Писатель обычно ни с кем не советуется: литература не является занятием коллективным. А с женой — советуется. Лишь она одна знает содержание первых глав тогда, когда нет еще последних. Она — первый бесстрашный критик, она же делит с писателем все радости и беды, связанные с его творчеством. Жены не становятся официальными соавторами. Есть в этом какая-то несправедливость, но есть, как ни странно, и глубокий смысл. В литературном произведении писатель и его жена едины — пусть только под его именем.
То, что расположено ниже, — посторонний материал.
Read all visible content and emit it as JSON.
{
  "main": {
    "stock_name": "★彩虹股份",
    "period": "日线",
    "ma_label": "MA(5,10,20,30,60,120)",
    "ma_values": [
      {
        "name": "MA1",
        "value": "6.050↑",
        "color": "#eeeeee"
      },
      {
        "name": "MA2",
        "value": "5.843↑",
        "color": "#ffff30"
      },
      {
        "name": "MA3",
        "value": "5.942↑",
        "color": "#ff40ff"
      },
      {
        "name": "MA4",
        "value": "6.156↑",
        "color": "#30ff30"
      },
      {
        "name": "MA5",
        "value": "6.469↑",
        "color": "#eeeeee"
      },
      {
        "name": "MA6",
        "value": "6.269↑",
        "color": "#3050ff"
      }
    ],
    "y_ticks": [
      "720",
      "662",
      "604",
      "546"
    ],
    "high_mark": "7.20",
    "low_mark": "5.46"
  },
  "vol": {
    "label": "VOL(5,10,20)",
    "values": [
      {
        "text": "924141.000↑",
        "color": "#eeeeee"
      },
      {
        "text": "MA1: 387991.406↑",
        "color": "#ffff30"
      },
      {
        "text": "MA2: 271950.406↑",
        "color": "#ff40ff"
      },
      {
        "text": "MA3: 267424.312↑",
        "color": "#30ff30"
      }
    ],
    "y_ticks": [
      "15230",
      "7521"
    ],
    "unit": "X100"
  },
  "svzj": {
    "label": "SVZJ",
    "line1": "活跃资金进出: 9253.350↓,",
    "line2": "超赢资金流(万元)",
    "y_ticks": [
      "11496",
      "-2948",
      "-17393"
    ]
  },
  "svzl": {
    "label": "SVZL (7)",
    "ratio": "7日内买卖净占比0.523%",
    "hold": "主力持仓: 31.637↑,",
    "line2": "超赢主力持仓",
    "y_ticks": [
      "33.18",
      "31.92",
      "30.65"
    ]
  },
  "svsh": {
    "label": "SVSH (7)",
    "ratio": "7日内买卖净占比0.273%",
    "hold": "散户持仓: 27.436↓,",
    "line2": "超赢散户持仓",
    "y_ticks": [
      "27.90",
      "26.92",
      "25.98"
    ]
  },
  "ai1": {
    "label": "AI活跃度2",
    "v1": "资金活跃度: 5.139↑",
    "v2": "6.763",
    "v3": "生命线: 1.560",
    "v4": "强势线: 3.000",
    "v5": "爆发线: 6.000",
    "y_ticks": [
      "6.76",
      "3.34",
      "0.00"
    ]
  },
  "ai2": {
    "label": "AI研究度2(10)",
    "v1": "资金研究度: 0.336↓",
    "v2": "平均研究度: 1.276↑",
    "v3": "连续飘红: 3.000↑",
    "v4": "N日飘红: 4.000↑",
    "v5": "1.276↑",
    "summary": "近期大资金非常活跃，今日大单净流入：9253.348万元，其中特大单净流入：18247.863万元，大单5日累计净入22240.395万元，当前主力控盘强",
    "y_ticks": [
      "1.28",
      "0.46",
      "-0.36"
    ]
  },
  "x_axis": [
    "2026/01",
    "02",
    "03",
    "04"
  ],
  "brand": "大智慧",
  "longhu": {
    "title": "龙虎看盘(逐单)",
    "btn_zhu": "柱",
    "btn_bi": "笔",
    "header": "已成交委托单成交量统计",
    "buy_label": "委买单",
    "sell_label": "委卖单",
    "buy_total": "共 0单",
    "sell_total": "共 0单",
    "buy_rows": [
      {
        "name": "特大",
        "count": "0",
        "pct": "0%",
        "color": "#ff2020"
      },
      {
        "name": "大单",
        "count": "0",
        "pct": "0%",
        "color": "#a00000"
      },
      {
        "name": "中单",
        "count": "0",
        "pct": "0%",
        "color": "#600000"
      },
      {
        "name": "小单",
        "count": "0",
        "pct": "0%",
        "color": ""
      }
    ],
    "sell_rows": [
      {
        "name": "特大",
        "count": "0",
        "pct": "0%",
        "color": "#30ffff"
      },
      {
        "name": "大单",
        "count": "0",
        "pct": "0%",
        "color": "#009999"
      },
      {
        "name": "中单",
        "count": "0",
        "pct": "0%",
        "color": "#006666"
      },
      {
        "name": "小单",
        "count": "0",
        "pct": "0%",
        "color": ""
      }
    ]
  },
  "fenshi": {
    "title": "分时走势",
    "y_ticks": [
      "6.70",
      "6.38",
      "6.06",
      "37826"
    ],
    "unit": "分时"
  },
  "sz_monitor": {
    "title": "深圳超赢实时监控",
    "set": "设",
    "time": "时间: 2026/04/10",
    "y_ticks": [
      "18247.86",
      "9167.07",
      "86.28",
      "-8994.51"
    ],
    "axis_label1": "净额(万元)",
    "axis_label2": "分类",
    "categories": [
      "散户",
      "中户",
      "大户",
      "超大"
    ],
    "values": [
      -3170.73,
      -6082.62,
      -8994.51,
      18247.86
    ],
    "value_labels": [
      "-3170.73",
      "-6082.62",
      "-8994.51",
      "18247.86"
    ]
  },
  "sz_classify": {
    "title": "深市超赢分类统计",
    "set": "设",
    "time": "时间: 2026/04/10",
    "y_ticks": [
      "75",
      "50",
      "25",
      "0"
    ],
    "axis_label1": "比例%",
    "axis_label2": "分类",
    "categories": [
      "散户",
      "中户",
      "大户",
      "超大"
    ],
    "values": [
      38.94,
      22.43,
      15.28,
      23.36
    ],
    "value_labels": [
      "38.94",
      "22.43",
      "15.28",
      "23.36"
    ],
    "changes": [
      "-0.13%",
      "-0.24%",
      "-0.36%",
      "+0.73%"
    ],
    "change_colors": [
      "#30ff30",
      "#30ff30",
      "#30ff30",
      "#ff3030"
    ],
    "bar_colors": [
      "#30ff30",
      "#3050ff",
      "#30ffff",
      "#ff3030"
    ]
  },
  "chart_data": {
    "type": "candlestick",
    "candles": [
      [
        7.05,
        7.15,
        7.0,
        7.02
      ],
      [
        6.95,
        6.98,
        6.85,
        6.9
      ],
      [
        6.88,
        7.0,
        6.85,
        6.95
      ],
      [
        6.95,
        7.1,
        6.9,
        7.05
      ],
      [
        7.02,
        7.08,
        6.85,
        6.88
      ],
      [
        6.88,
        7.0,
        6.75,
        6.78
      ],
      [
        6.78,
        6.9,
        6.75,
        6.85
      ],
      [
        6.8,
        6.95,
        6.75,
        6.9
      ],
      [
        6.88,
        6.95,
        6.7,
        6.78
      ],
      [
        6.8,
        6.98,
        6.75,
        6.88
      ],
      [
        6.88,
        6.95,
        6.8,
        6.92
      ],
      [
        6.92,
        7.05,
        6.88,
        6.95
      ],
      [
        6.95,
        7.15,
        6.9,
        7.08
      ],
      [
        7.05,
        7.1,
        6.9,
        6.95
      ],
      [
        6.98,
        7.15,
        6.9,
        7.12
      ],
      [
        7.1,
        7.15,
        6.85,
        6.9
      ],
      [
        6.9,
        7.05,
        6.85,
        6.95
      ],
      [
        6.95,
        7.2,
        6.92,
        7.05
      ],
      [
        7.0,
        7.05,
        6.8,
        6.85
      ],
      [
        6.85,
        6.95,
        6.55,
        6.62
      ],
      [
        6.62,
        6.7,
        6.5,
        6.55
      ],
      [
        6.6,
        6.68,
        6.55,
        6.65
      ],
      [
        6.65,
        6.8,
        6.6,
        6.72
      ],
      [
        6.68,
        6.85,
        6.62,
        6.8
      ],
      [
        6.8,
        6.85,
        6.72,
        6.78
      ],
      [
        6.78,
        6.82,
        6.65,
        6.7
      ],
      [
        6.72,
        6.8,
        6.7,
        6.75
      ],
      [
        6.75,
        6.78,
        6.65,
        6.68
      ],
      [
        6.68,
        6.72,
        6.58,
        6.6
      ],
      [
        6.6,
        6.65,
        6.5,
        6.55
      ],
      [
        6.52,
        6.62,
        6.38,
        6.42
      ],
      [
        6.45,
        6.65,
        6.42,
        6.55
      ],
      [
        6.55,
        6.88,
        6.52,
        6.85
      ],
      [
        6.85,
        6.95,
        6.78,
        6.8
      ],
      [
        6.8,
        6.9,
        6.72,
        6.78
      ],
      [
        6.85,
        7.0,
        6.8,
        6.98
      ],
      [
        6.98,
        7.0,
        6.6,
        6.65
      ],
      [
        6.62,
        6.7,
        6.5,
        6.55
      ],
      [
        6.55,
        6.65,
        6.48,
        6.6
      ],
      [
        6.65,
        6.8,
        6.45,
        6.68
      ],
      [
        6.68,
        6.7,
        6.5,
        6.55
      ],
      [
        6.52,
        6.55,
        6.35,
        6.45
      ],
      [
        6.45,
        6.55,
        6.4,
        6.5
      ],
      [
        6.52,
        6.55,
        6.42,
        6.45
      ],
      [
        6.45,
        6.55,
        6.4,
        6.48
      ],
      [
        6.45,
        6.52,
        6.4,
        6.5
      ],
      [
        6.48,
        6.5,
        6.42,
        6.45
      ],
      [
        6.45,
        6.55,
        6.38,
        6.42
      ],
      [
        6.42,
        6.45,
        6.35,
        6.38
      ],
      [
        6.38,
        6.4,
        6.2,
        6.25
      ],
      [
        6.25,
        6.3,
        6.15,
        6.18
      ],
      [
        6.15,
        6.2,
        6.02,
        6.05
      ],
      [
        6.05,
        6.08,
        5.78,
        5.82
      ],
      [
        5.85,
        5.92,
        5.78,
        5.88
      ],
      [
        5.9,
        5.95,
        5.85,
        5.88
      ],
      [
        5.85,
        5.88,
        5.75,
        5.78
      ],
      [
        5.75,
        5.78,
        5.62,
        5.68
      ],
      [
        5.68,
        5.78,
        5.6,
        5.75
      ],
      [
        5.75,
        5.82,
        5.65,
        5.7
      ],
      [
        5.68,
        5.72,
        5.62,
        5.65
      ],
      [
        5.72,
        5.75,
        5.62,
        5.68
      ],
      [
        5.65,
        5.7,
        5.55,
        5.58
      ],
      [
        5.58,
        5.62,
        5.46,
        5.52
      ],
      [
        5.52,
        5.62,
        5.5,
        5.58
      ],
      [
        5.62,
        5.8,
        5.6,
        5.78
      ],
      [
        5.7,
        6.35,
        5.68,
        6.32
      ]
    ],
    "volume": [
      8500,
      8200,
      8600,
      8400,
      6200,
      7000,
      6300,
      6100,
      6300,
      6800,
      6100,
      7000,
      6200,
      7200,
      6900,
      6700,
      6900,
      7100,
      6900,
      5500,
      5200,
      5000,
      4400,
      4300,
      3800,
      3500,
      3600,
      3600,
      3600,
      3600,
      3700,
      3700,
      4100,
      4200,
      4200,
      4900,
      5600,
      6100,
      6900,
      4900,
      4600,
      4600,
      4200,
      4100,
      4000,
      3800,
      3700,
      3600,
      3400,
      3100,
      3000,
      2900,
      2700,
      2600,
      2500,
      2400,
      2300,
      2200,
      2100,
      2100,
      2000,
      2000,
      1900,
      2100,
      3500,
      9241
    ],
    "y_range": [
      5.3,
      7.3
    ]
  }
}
Сказанное напрямую относится к Александру Исаевичу и Наталии Дмитриевне. Та их неразделимость, о которой я говорю, имеет еще одно следствие. Когда писатель уходит в иной мир первым, жена остается представителем их двуединства. За годы, прожитые вместе, они настолько прорастают друг в друга, что каждый по отдельности способен представлять их духовную общность. Жена — не просто «родственница», она — продолжение писателя.
Я много лет слежу за выступлениями Наталии Дмитриевны: ни одного неверного шага, ни одного неточного слова. Пытаясь составить собственное представление о всяком новом моменте нашей истории, я порой взвешиваю мнение тех или иных значимых для меня людей. Мнение Наталии Дмитриевны я пытаюсь узнать всегда.
При жизни Александра Исаевича Наталия Дмитриевна не то чтобы находилась в тени — она сознательно предоставляла говорить ему. И сейчас, после его смерти, ее высказывания — не «попытка самовыражения», а род послушания. Понимание того, что их общий с Александром Исаевичем голос должен по-прежнему звучать.
Ее голос непартиен, потому что партия этимологически означает часть. Она старается следовать своим представлениям о добре и зле независимо от традиционного русского разделения на западников и славянофилов (либералов и патриотов). Это самый трудный и, если угодно, неблагодарный путь. То, что Александр Исаевич в свое время определил как «угодило зернышко промеж двух жерновов».
Служение истине — вообще задача не из простых. Как только истина связывается в нашем сознании с одной из групп, она перестает быть истиной. В борьбе «своих» и «чужих» истина подчинена целям борьбы. Но истина не может быть в подчиненном состоянии, потому что своими можно называть лишь тех, кто соответствует истине.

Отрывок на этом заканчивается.